How would people recommend using LLVM (if at all) to get the dynamic spill/reload count and total number of instructions for a program? Speed and efficiency are unimportant. I just want it to be correct.

I’m using a debug build of LLVM 12 “clang version 12.0.0” on an x86_64-unknown-linux-gnu cpu.

What I’ve tried:

I thought I’d use llvm’s pgo to get asm BB counts and then multiply by the number of static spills and reloads in each asm BB.

LLC annotates lines in the assembly file that result in spills and reloads i.e.:
movq %rax, -24(%rsp) # 8-byte Spill
movq -16(%rsp), %rax # 8-byte Reload

I couldn’t find a way to instrument asm BBs w/ pgo using LLC, so I’m doing it at the IR level like this:
clang -emit-llvm -gline-tables-only -O3 file1.c file1.bc
opt -pgo-instr-gen -instrprof file1.bc -o file1.prof.bc
clang -fprofile-instr-generate file1.prof.bc file2.prof.bc etc.
-run it-
llvm-profdata merge -output=pgo.profdata default.profraw
opt -pgo-instr-use -pgo-test-profile-file=pgo.profdata -load mypass file.bc

Where “mypass” iterates through all the IR BBs and prints out the label and block frequency info.

I’ve quickly realized that asm BBs don’t directly correspond to IR BBs b/c the CFG changes during code generation. Although I’ve managed to make a mostly correct mapping between IR BBs and asm BBs using their debug labels, it’s been kind of messy. For example:
There is the odd situation where I’ll find 2 asm BBs with the same debug label w/ pgo counters to different memory addresses.

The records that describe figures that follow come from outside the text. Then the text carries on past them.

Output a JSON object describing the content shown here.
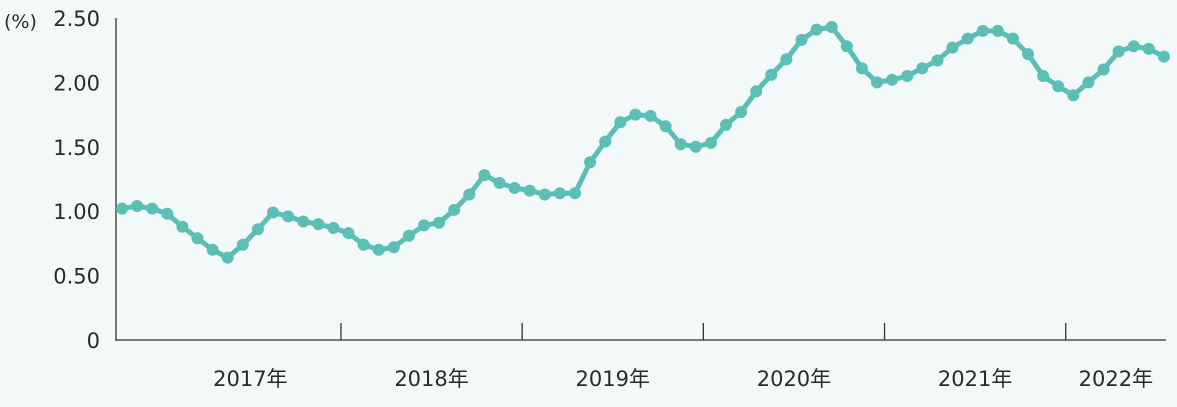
{
  "chart_data": {
    "type": "line",
    "unit_label": "(%)",
    "ylim": [
      0,
      2.5
    ],
    "yticks": [
      "0",
      "0.50",
      "1.00",
      "1.50",
      "2.00",
      "2.50"
    ],
    "x_labels": [
      "2017年",
      "2018年",
      "2019年",
      "2020年",
      "2021年",
      "2022年"
    ],
    "x_start": "2016-10",
    "grid": false,
    "line_color": "#5bbfb5",
    "series": [
      {
        "values": [
          1.02,
          1.04,
          1.02,
          0.98,
          0.88,
          0.79,
          0.7,
          0.64,
          0.74,
          0.86,
          0.99,
          0.96,
          0.92,
          0.9,
          0.87,
          0.83,
          0.74,
          0.7,
          0.72,
          0.81,
          0.89,
          0.91,
          1.01,
          1.13,
          1.28,
          1.22,
          1.18,
          1.16,
          1.13,
          1.14,
          1.14,
          1.38,
          1.54,
          1.69,
          1.75,
          1.74,
          1.66,
          1.52,
          1.5,
          1.53,
          1.67,
          1.77,
          1.93,
          2.06,
          2.18,
          2.33,
          2.41,
          2.43,
          2.28,
          2.11,
          2.0,
          2.02,
          2.05,
          2.11,
          2.17,
          2.27,
          2.34,
          2.4,
          2.4,
          2.34,
          2.22,
          2.05,
          1.97,
          1.9,
          2.0,
          2.1,
          2.24,
          2.28,
          2.26,
          2.2
        ]
      }
    ]
  }
}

There are also other complications where the pgo CFG is different from the original CFG, so I’m not convinced this is the correct way to go about it.

What I thought I’d try next
I wanted to write a MachineFunctionPass that gets a BB’s static spill/reload count and then inserts a function call to keep track of its execution frequency. The pass would be run after all CFG changes have been made. There’s a comment in X86TargetMachine.cpp that says:
// The X86 Speculative Execution Pass must run after all control
// flow graph modifying passes."
This is in void X86PassConfig::addPreEmitPass2(), and I was going to add my pass here. Since the function call would clobber registers, I was going to either re-run register allocation or callee save all the registers the function would use.

Any help/feedback would be appreciated.

Thank you.


Armand Behroozi

Hi Armand,

You can print the frequency of the blocks at the machine level.
If that frequency comes from pgo, these numbers should be accurate.

Take a look at -view-machine-block-freq-propagation-dags=fraction for instance.

Then, you should be able to just use the assembly file annotation like you were doing.


Dear Quentin,

Thank you for taking the time to respond. This was really helpful.

One final question. Do you have any suggestions for how to map the counts viewed on the CFG after llc is run w/ pgo data to the original CFG? Would using the BB debug labels (i.e. %while.body.preheader201) be good enough here?

When running LLC w/ pgo data, a function of interest has its BB count go to 149 as opposed to 128 when no pgo data is used. When looking at the CFG manually, labelled basic blocks seem to be in similar locations but I’m unsure if I can rely on this.

Thank you.




Using the labels will be a good proxy, relative location within the file, not so much.You could also use the debug line info, but that’s probably overkill.